Pour Shagmar, comme pour d’autres Israéliens, le gouvernement « a très mal géré la situation », mettant sa propre survie politique avant les intérêts nationaux sur la question du recrutement, a-t-elle déclaré lors d’une conversation avec la correspondante de BBC News à Jérusalem, Yolande Knell.
Mais pour les jeunes Haredis qui pourraient être contraints d’effectuer un service militaire obligatoire, la décision de la Cour suprême menace leur mode de vie religieux.
« Pendant 2000 ans, nous avons été persécutés et nous avons survécu parce que nous avons appris la Torah, et maintenant la Cour suprême veut nous la retirer, ce qui entraînera notre destruction », a déclaré au correspondant de la BBC l’un des jeunes qui ont protesté contre la décision de la Cour cette semaine.
Pour Naomi Seidman, la communauté Haredi est, contrairement à son image populaire, de plus en plus sensible à ce que le reste de la société pense d’elle.

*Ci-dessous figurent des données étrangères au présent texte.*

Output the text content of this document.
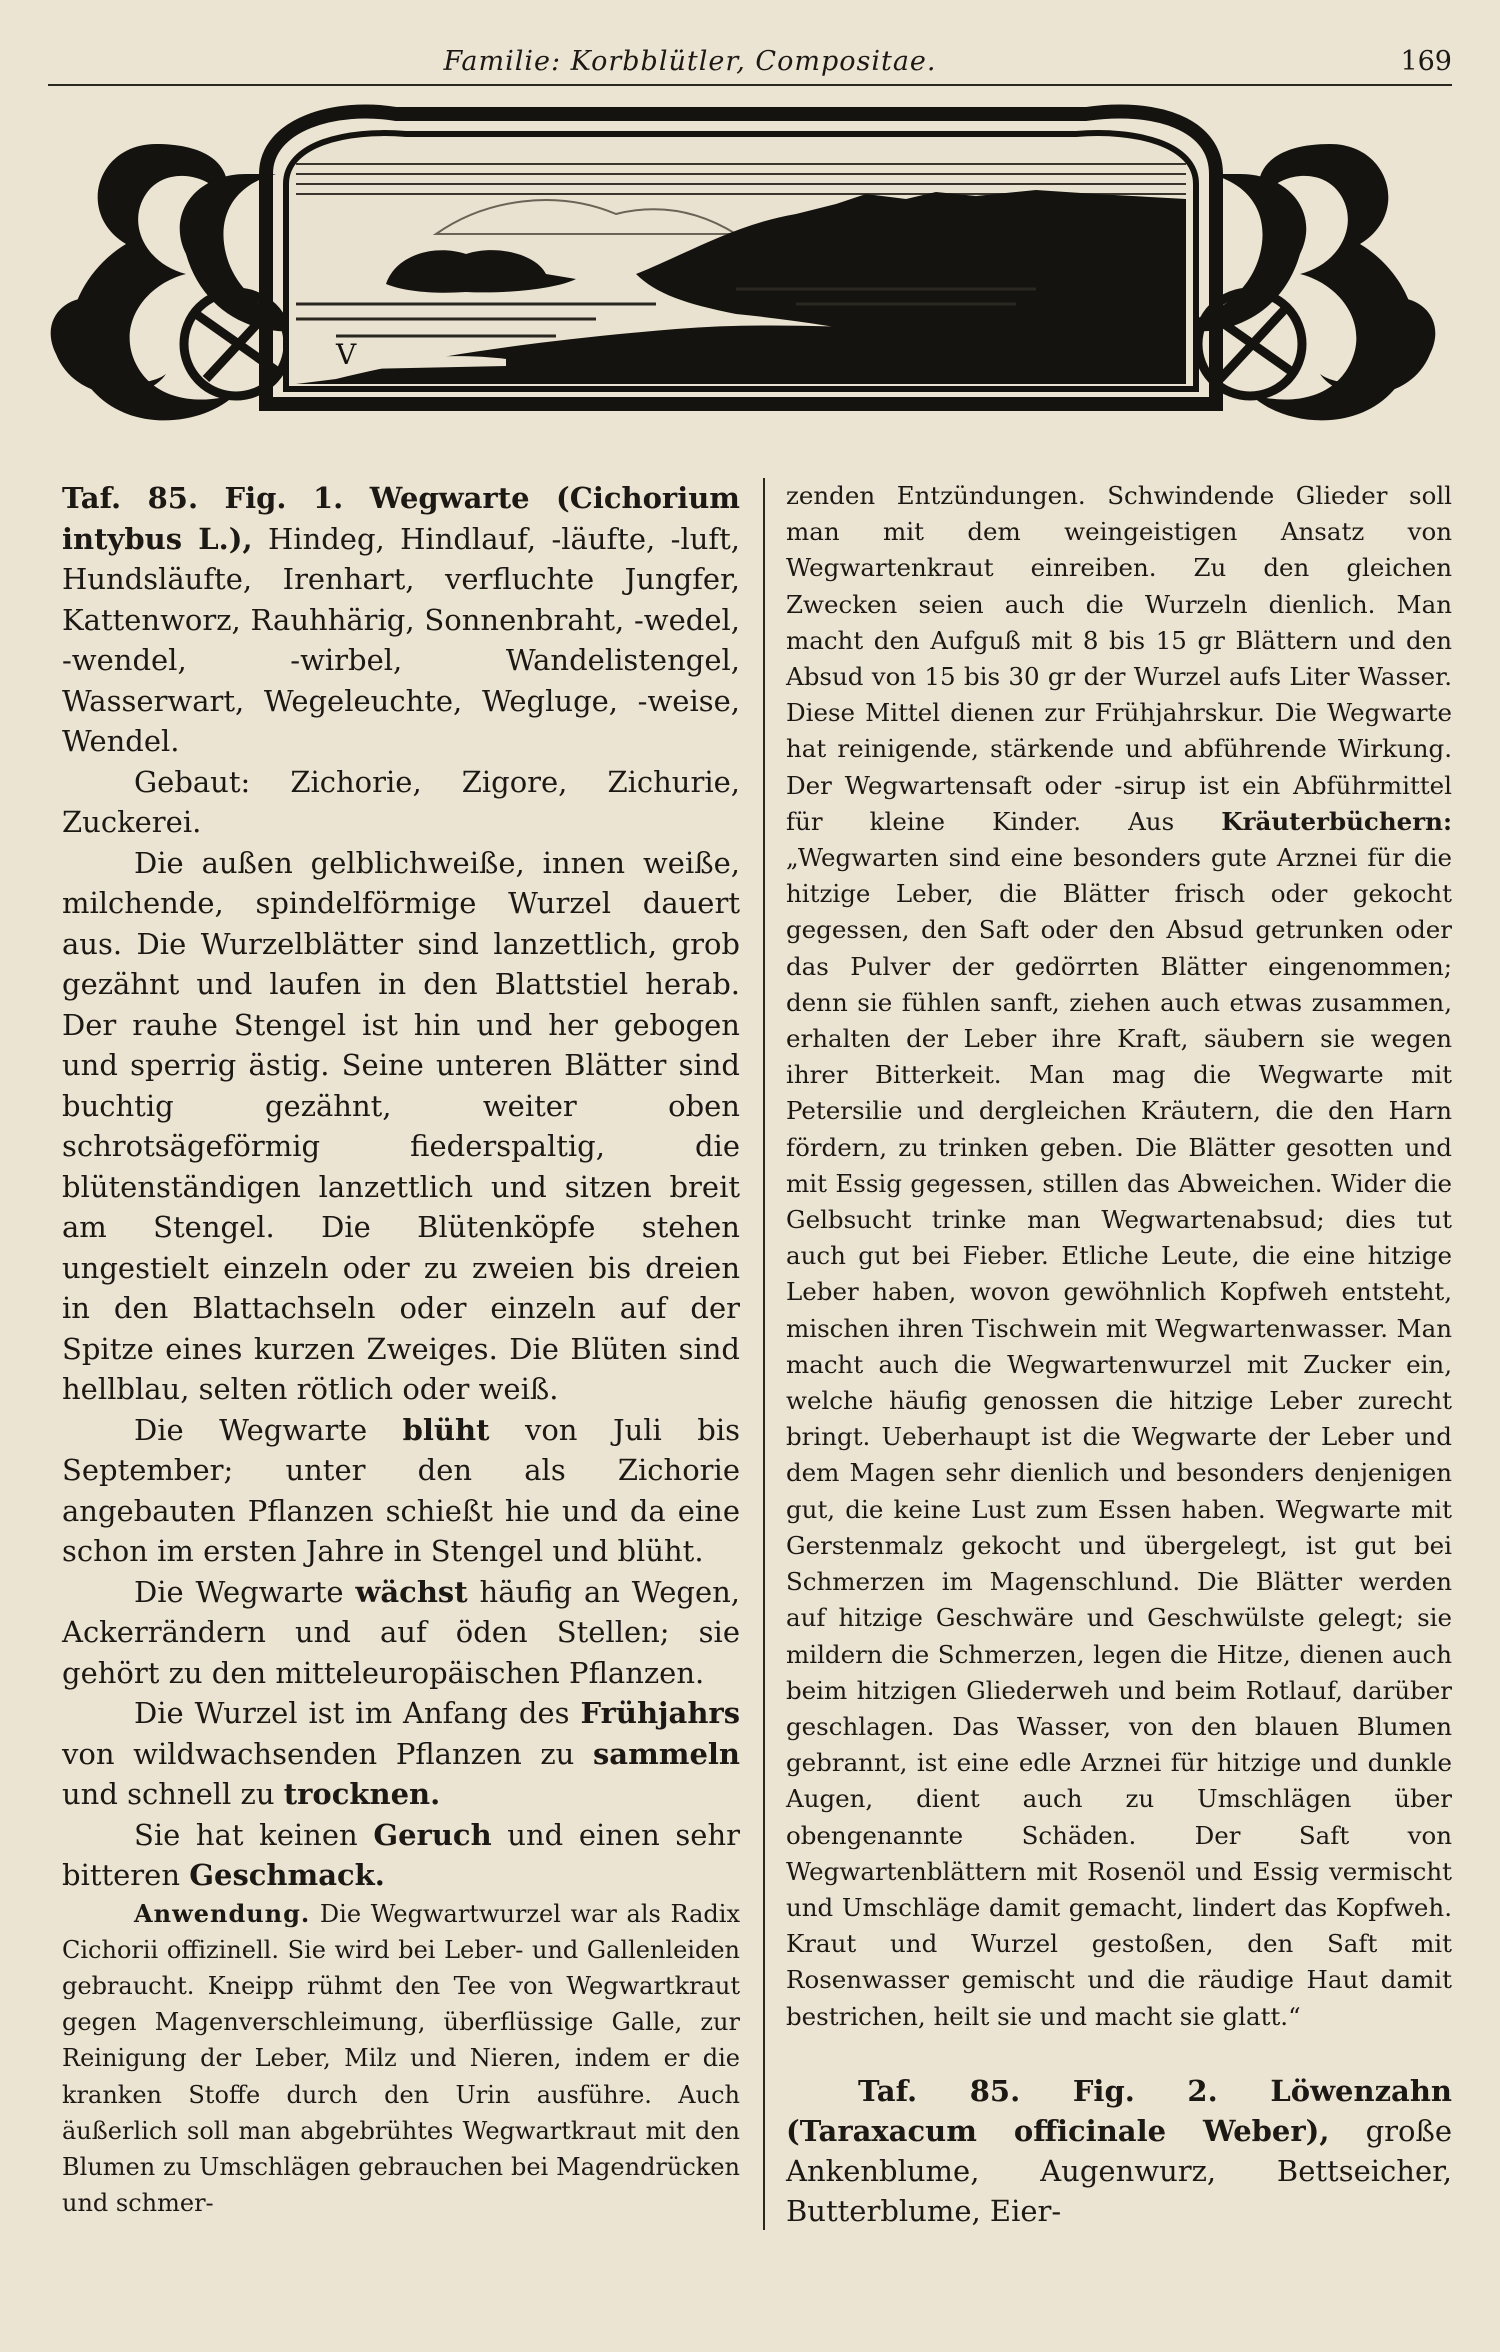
Familie: Korbblütler, Compositae.	169
V

Taf. 85. Fig. 1. Wegwarte (Cichorium intybus L.), Hindeg, Hindlauf, -läufte, -luft, Hundsläufte, Irenhart, verfluchte Jungfer, Kattenworz, Rauhhärig, Sonnenbraht, -wedel, -wendel, -wirbel, Wandelistengel, Wasserwart, Wegeleuchte, Wegluge, -weise, Wendel.

Gebaut: Zichorie, Zigore, Zichurie, Zuckerei.

Die außen gelblichweiße, innen weiße, milchende, spindelförmige Wurzel dauert aus. Die Wurzelblätter sind lanzettlich, grob gezähnt und laufen in den Blattstiel herab. Der rauhe Stengel ist hin und her gebogen und sperrig ästig. Seine unteren Blätter sind buchtig gezähnt, weiter oben schrotsägeförmig fiederspaltig, die blütenständigen lanzettlich und sitzen breit am Stengel. Die Blütenköpfe stehen ungestielt einzeln oder zu zweien bis dreien in den Blattachseln oder einzeln auf der Spitze eines kurzen Zweiges. Die Blüten sind hellblau, selten rötlich oder weiß.

Die Wegwarte blüht von Juli bis September; unter den als Zichorie angebauten Pflanzen schießt hie und da eine schon im ersten Jahre in Stengel und blüht.

Die Wegwarte wächst häufig an Wegen, Ackerrändern und auf öden Stellen; sie gehört zu den mitteleuropäischen Pflanzen.

Die Wurzel ist im Anfang des Frühjahrs von wildwachsenden Pflanzen zu sammeln und schnell zu trocknen.

Sie hat keinen Geruch und einen sehr bitteren Geschmack.

Anwendung. Die Wegwartwurzel war als Radix Cichorii offizinell. Sie wird bei Leber- und Gallenleiden gebraucht. Kneipp rühmt den Tee von Wegwartkraut gegen Magenverschleimung, überflüssige Galle, zur Reinigung der Leber, Milz und Nieren, indem er die kranken Stoffe durch den Urin ausführe. Auch äußerlich soll man abgebrühtes Wegwartkraut mit den Blumen zu Umschlägen gebrauchen bei Magendrücken und schmer-

zenden Entzündungen. Schwindende Glieder soll man mit dem weingeistigen Ansatz von Wegwartenkraut einreiben. Zu den gleichen Zwecken seien auch die Wurzeln dienlich. Man macht den Aufguß mit 8 bis 15 gr Blättern und den Absud von 15 bis 30 gr der Wurzel aufs Liter Wasser. Diese Mittel dienen zur Frühjahrskur. Die Wegwarte hat reinigende, stärkende und abführende Wirkung. Der Wegwartensaft oder -sirup ist ein Abführmittel für kleine Kinder. Aus Kräuterbüchern: „Wegwarten sind eine besonders gute Arznei für die hitzige Leber, die Blätter frisch oder gekocht gegessen, den Saft oder den Absud getrunken oder das Pulver der gedörrten Blätter eingenommen; denn sie fühlen sanft, ziehen auch etwas zusammen, erhalten der Leber ihre Kraft, säubern sie wegen ihrer Bitterkeit. Man mag die Wegwarte mit Petersilie und dergleichen Kräutern, die den Harn fördern, zu trinken geben. Die Blätter gesotten und mit Essig gegessen, stillen das Abweichen. Wider die Gelbsucht trinke man Wegwartenabsud; dies tut auch gut bei Fieber. Etliche Leute, die eine hitzige Leber haben, wovon gewöhnlich Kopfweh entsteht, mischen ihren Tischwein mit Wegwartenwasser. Man macht auch die Wegwartenwurzel mit Zucker ein, welche häufig genossen die hitzige Leber zurecht bringt. Ueberhaupt ist die Wegwarte der Leber und dem Magen sehr dienlich und besonders denjenigen gut, die keine Lust zum Essen haben. Wegwarte mit Gerstenmalz gekocht und übergelegt, ist gut bei Schmerzen im Magenschlund. Die Blätter werden auf hitzige Geschwäre und Geschwülste gelegt; sie mildern die Schmerzen, legen die Hitze, dienen auch beim hitzigen Gliederweh und beim Rotlauf, darüber geschlagen. Das Wasser, von den blauen Blumen gebrannt, ist eine edle Arznei für hitzige und dunkle Augen, dient auch zu Umschlägen über obengenannte Schäden. Der Saft von Wegwartenblättern mit Rosenöl und Essig vermischt und Umschläge damit gemacht, lindert das Kopfweh. Kraut und Wurzel gestoßen, den Saft mit Rosenwasser gemischt und die räudige Haut damit bestrichen, heilt sie und macht sie glatt.“

Taf. 85. Fig. 2. Löwenzahn (Taraxacum officinale Weber), große Ankenblume, Augenwurz, Bettseicher, Butterblume, Eier-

Ces dernières années, ils ont tenté d’étendre leur réseau de services publics, tels que l’assistance routière et les ambulances, au reste de la population israélienne, dans l’espoir « que le monde laïc appréciera ces contributions et les verra comme une alternative au service militaire », explique le spécialiste de l’Université de Toronto.